The USA Supports New Drug Development, But If ICER Prevents Us From The Benefit Of New Drugs, Then Let’s Save The 9% Of GDP And Go National Health Care!


Let me call this PETERSEN’s HYPOTHESIS!  Who  supports new drug development in the world?  I would argue it is the country that pays the most for all of the drugs!  What country might that be?  It is the USA, and the World Health Organization says the global pharmaceutical’s market is worth US$300 billion a year. CLICK HERE for their report.  And without private insurance the Medicare part B and D drug spending is  $143 billion.   We are 5% of the world’s population, but with private insurance I would bet we are more than 50% of global drug spending.  So historically, we have been the new drug development engine for  the world.  What has been our advantage from this effort?  We have had first access to most of the new drugs because we do not have limits by government on what we can or can not prescribe for use.   And insurance companies have always had the opportunity to raise rates to maintain their profit margins while still allowing the use of these drugs.  We insured patients, then had the benefits of the first use of these drugs.  Other major countries (with national heath care) usually would follow if the USA had shown adequate benefit from the use of these drugs over time.  What is the cost of this to the USA?  We spend 19% of GDP for health care while Europe spends less than 9%, and the rest of the world spends less than that.   What is the major difference in the two systems?  Europe has nationalized health care and no one has to pay out of pocket for premiums or copays, but it come at a cost.  They  have much less to spend on health care so they must find a way to allocate the limited money they have.  They use an allocations method called NICE (National Institute for Health and Clinical Excellence)this is a special mechanism created in 1999 during a period of budget cuts to enforce the reduction in medical treatment provided to Britons through its National Health Service (NHS), which was established in 1948.

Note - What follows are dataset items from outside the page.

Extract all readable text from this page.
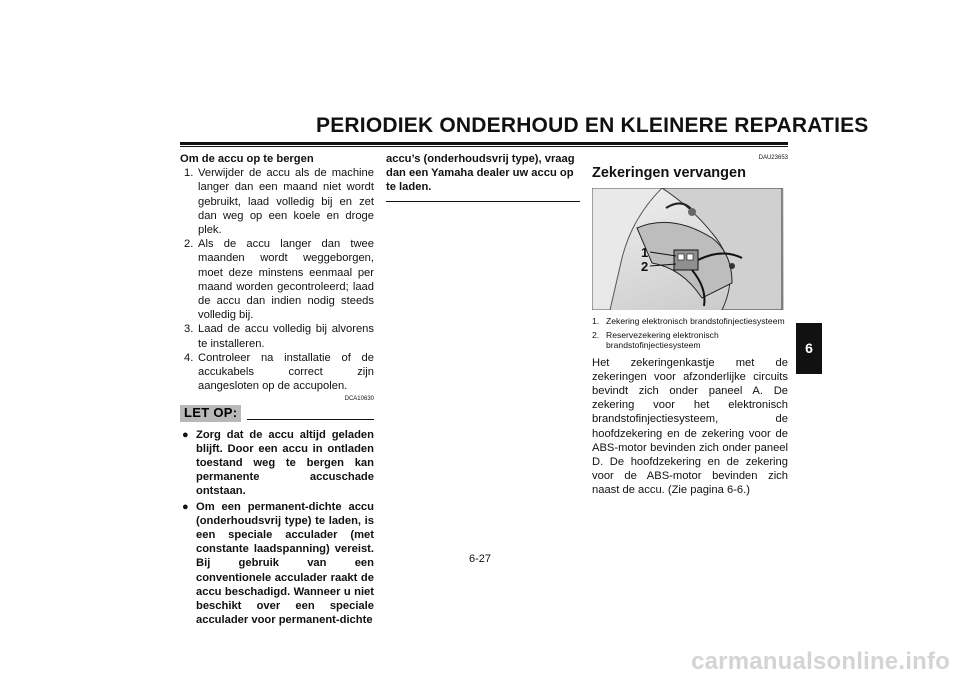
PERIODIEK ONDERHOUD EN KLEINERE REPARATIES
Om de accu op te bergen
1. Verwijder de accu als de machine langer dan een maand niet wordt gebruikt, laad volledig bij en zet dan weg op een koele en droge plek.
2. Als de accu langer dan twee maanden wordt weggeborgen, moet deze minstens eenmaal per maand worden gecontroleerd; laad de accu dan indien nodig steeds volledig bij.
3. Laad de accu volledig bij alvorens te installeren.
4. Controleer na installatie of de accukabels correct zijn aangesloten op de accupolen.
DCA10630
LET OP:
● Zorg dat de accu altijd geladen blijft. Door een accu in ontladen toestand weg te bergen kan permanente accuschade ontstaan.
● Om een permanent-dichte accu (onderhoudsvrij type) te laden, is een speciale acculader (met constante laadspanning) vereist. Bij gebruik van een conventionele acculader raakt de accu beschadigd. Wanneer u niet beschikt over een speciale acculader voor permanent-dichte
accu’s (onderhoudsvrij type), vraag dan een Yamaha dealer uw accu op te laden.
DAU23653
Zekeringen vervangen
1
2
1. Zekering elektronisch brandstofinjectiesysteem
2. Reservezekering elektronisch brandstofinjectiesysteem
Het zekeringenkastje met de zekeringen voor afzonderlijke circuits bevindt zich onder paneel A. De zekering voor het elektronisch brandstofinjectiesysteem, de hoofdzekering en de zekering voor de ABS-motor bevinden zich onder paneel D. De hoofdzekering en de zekering voor de ABS-motor bevinden zich naast de accu. (Zie pagina 6-6.)
6
6-27
carmanualsonline.info
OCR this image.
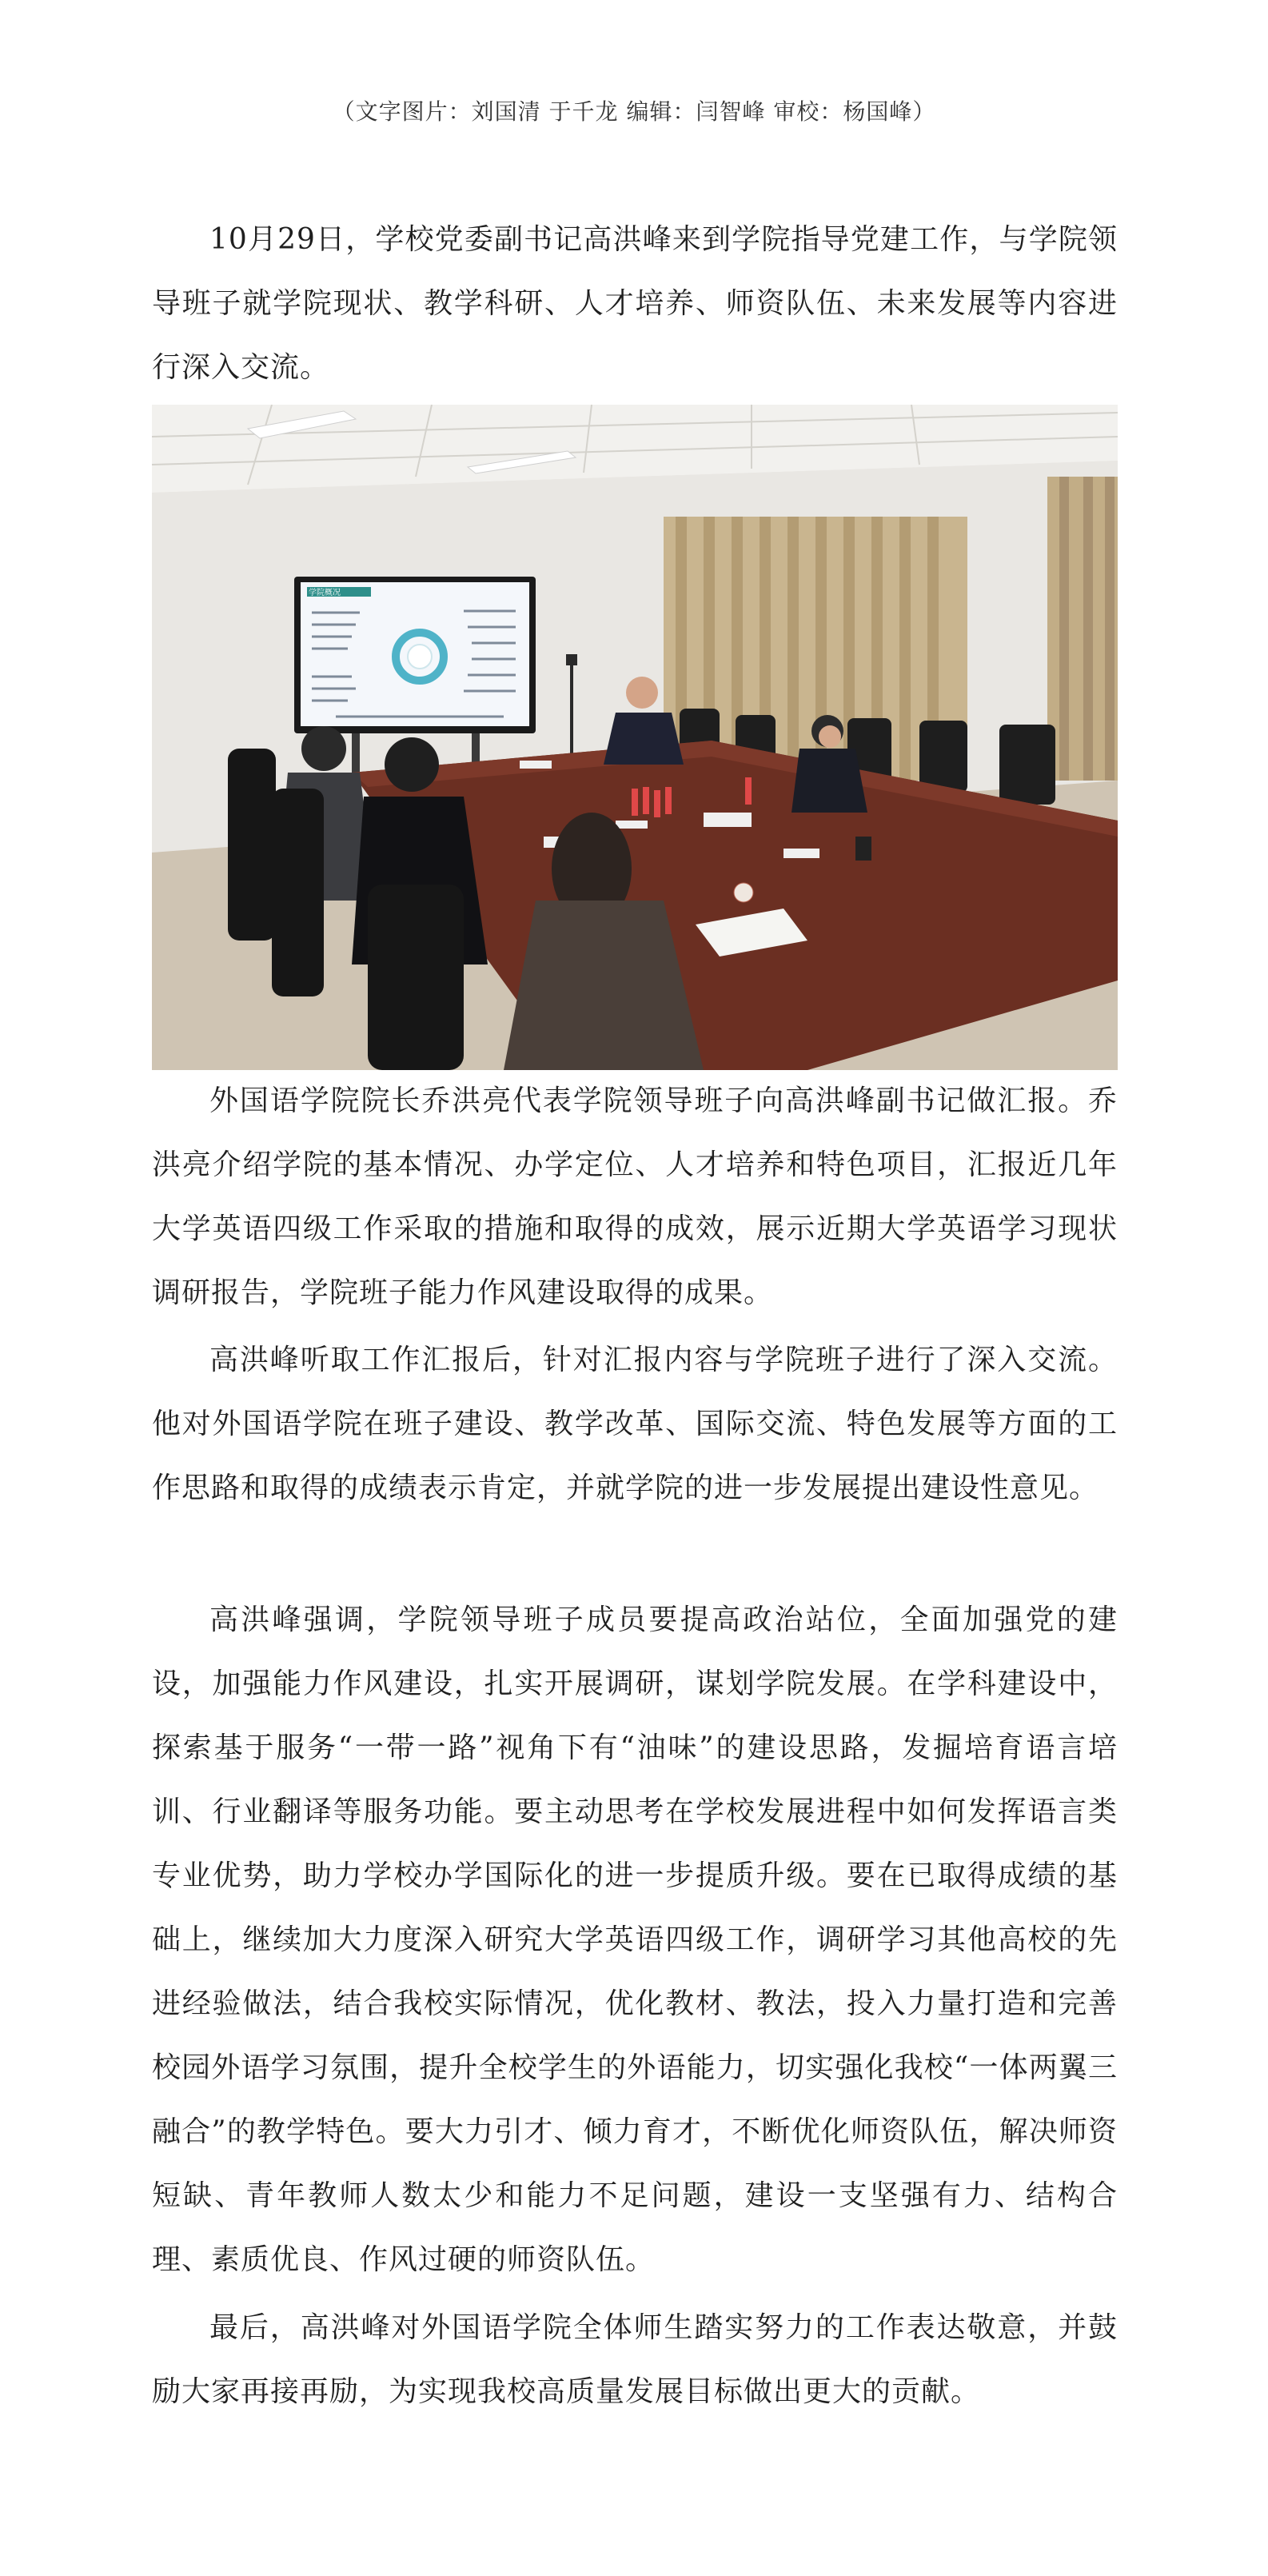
（文字图片：刘国清 于千龙 编辑：闫智峰 审校：杨国峰）

10月29日，学校党委副书记高洪峰来到学院指导党建工作，与学院领导班子就学院现状、教学科研、人才培养、师资队伍、未来发展等内容进行深入交流。

学院概况

外国语学院院长乔洪亮代表学院领导班子向高洪峰副书记做汇报。乔洪亮介绍学院的基本情况、办学定位、人才培养和特色项目，汇报近几年大学英语四级工作采取的措施和取得的成效，展示近期大学英语学习现状调研报告，学院班子能力作风建设取得的成果。

高洪峰听取工作汇报后，针对汇报内容与学院班子进行了深入交流。他对外国语学院在班子建设、教学改革、国际交流、特色发展等方面的工作思路和取得的成绩表示肯定，并就学院的进一步发展提出建设性意见。

高洪峰强调，学院领导班子成员要提高政治站位，全面加强党的建设，加强能力作风建设，扎实开展调研，谋划学院发展。在学科建设中，探索基于服务“一带一路”视角下有“油味”的建设思路，发掘培育语言培训、行业翻译等服务功能。要主动思考在学校发展进程中如何发挥语言类专业优势，助力学校办学国际化的进一步提质升级。要在已取得成绩的基础上，继续加大力度深入研究大学英语四级工作，调研学习其他高校的先进经验做法，结合我校实际情况，优化教材、教法，投入力量打造和完善校园外语学习氛围，提升全校学生的外语能力，切实强化我校“一体两翼三融合”的教学特色。要大力引才、倾力育才，不断优化师资队伍，解决师资短缺、青年教师人数太少和能力不足问题，建设一支坚强有力、结构合理、素质优良、作风过硬的师资队伍。

最后，高洪峰对外国语学院全体师生踏实努力的工作表达敬意，并鼓励大家再接再励，为实现我校高质量发展目标做出更大的贡献。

NICE developed a mechanism which valued a quality year of life(QALY) at about $50,000, and would approve drugs which met this threshold, and decline those that cost more than this.  So why does this have anything to do with the pay for service system we have in the USA?  Well, new and old drug prices have  had an explosion in prices, and this has put great pressure on insurance companies and the Medicare system.  They looked to find ways to limit their exposure to these price increases. Therefore  they looked to the European system as a way to do this.  An independently funded program(money from insurance companies) called ICER(Insitute for Clinical Economic Review) was developed in the US to provide similar computations for the US that NICE has provided for the UK.  A recent program has been completed for Relapsed Refractory Myeloma, and Blue Cross Blue Shield of California made the following statement about this preliminary report. BC BS of California plans to use the ICER research  to determine which drugs to pay for.

If this becomes the norm, we will have the cost of a market driven health care system (19%) without the only benefit we get from our system, which is the first use of these new drugs.    We would lose the benefit without the advantages of the low cost health care system of the Europeans.  Given a system with no advantages over a nationalized health care system which costs twice as much, this would surely make a USA nationalized heath care system a rational outcome.  We could at least save the 9% of GDP.  However, without the US market to pay for the first use of new drugs, drug development would not only suffer, it may just disappear.